What is Groupon anyway. It is in essence a digital coupon service. Groupon offers members large discounts for services and merchandise from merchants that are local to the service subscribers. The subscriber typically sees a 50% discount for some product or service. They pay Groupon for the “coupon” that gives them the service and Groupon splits the revenue with the business.
Reviews from businesses that have used the Groupon service are mixed with some businesses underestimating the number of coupons that would be redeemed and ending up losing money. In Groupon’s defense the merchants can limit the number of coupons redeemed. Other businesses state that they get people coming in that are new to the business but they see almost no return business. This is not surprising as the people that buy the Groupon coupons are frequently just looking for a really good deal and move from one deal to the next with no intention of finding a new merchant to frequent regularly.

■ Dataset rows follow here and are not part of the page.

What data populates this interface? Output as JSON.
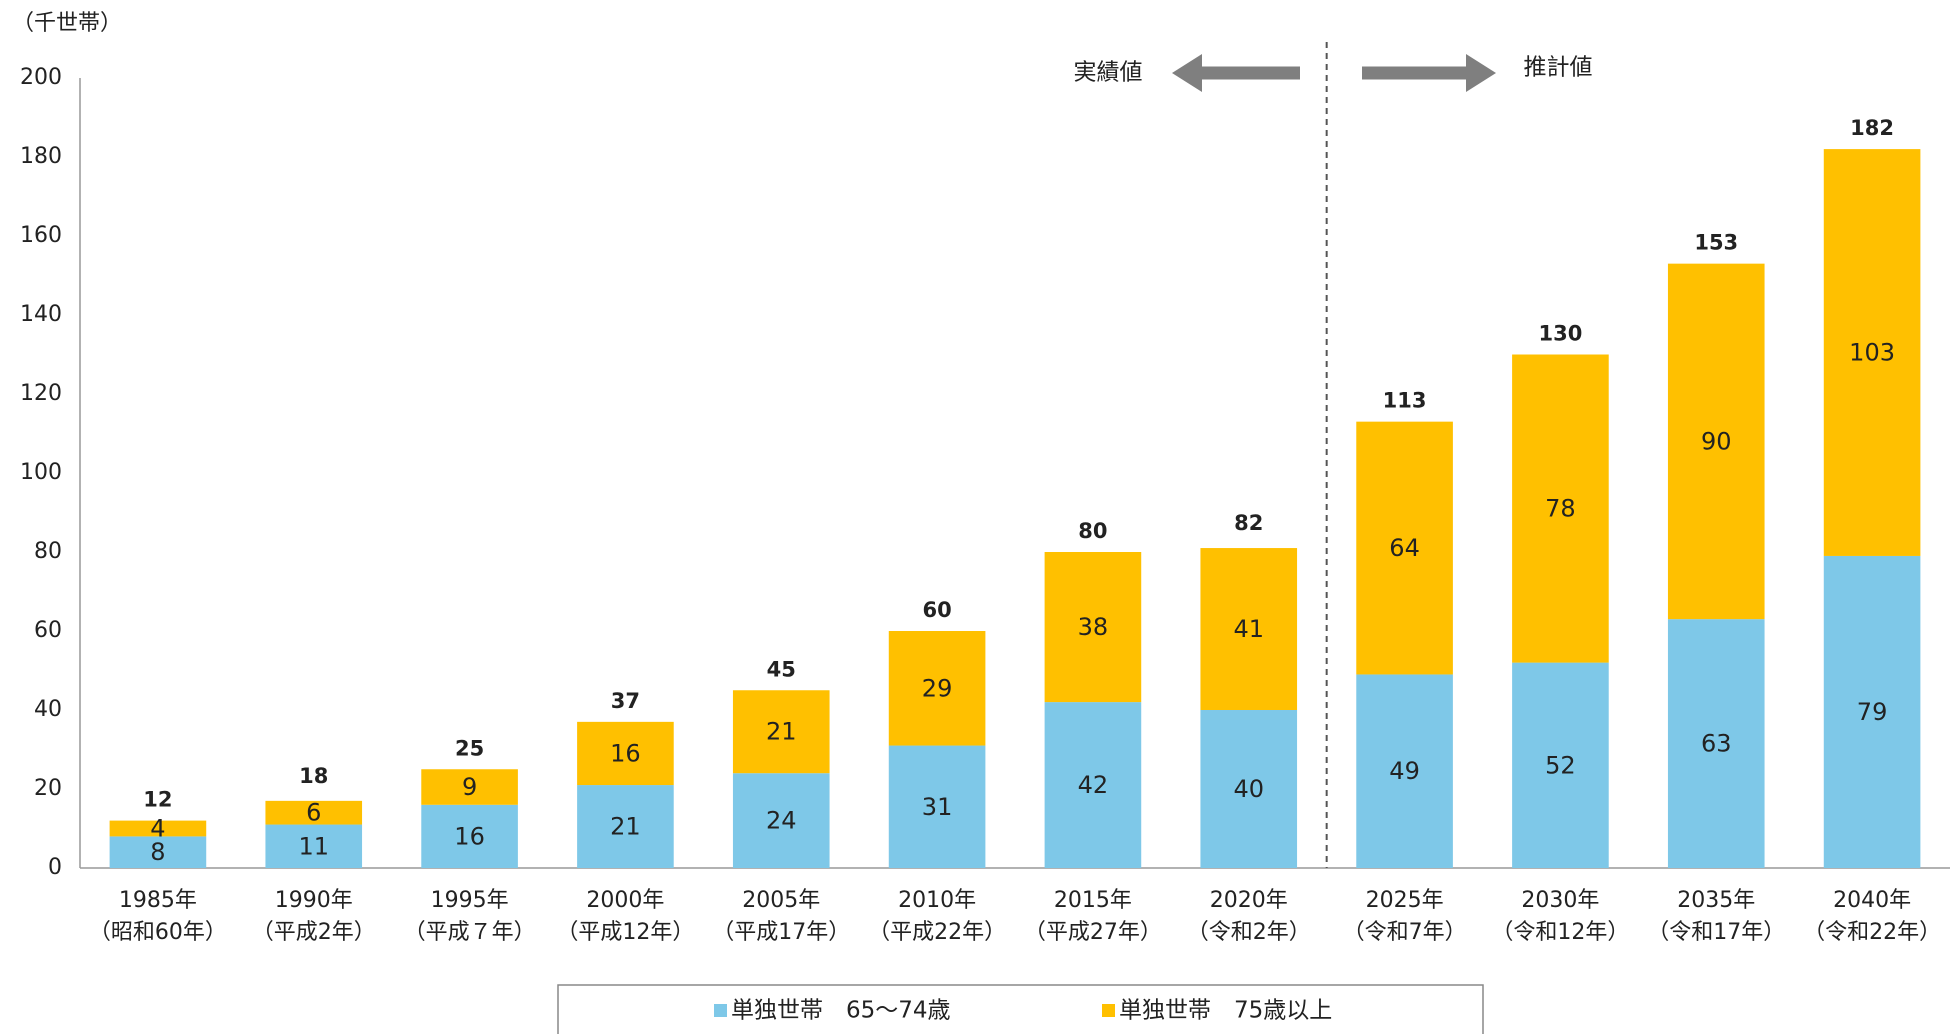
{
  "chart_data": {
    "type": "bar",
    "stacked": true,
    "unit_label": "（千世帯）",
    "ylim": [
      0,
      200
    ],
    "yticks": [
      0,
      20,
      40,
      60,
      80,
      100,
      120,
      140,
      160,
      180,
      200
    ],
    "categories": [
      [
        "1985年",
        "（昭和60年）"
      ],
      [
        "1990年",
        "（平成2年）"
      ],
      [
        "1995年",
        "（平成７年）"
      ],
      [
        "2000年",
        "（平成12年）"
      ],
      [
        "2005年",
        "（平成17年）"
      ],
      [
        "2010年",
        "（平成22年）"
      ],
      [
        "2015年",
        "（平成27年）"
      ],
      [
        "2020年",
        "（令和2年）"
      ],
      [
        "2025年",
        "（令和7年）"
      ],
      [
        "2030年",
        "（令和12年）"
      ],
      [
        "2035年",
        "（令和17年）"
      ],
      [
        "2040年",
        "（令和22年）"
      ]
    ],
    "series": [
      {
        "name": "単独世帯　65～74歳",
        "color": "#7ec8e8",
        "values": [
          8,
          11,
          16,
          21,
          24,
          31,
          42,
          40,
          49,
          52,
          63,
          79
        ]
      },
      {
        "name": "単独世帯　75歳以上",
        "color": "#ffc000",
        "values": [
          4,
          6,
          9,
          16,
          21,
          29,
          38,
          41,
          64,
          78,
          90,
          103
        ]
      }
    ],
    "totals": [
      12,
      18,
      25,
      37,
      45,
      60,
      80,
      82,
      113,
      130,
      153,
      182
    ],
    "regions": {
      "actual_label": "実績値",
      "projected_label": "推計値"
    },
    "legend_position": "bottom"
  }
}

The real problem that I have with Groupon is that there is no differentiator for their service. There are few if any barriers to entry and there seems to be a new Groupon clone emerging every couple of weeks. Just to name a few there are: LivingSocial, 1SaleADay, BuyWithMe, CrowdSavings, Weforia, Coupme, Groop Swoop, Groupalia, TownHog, TeamGrab, Agenzy, DailyQ, Tippr, Woot, Ideeli eWinWin and many more. Given the rapid duplication of the functionality of Groupon what is likely to happen? The answer is competition. The revenue split that is offered to the merchants will improve in favor of the merchant as one coupon service competes with the other. The size of the discount in the offer will likely diminish as merchants realize they don’t need to give 50% off to attract bargain hunters. The net result will likely end up being what we see in paper coupons today. The customers will get an offer of 5 to 10% off and the merchants will get 90% of the revenue that the coupon sites collect. These numbers are of course just best guesses and the actual percentages may vary but not by that much. In short the Groupon model will migrate to the paper based coupon model and the appeal for both merchants and consumers is likely to diminish.
If you assume this is the path that these sites will take the real question is why would Groupon be worth 15 to 25 billion? First mover in a market with few barriers to entry doesn’t buy you that much.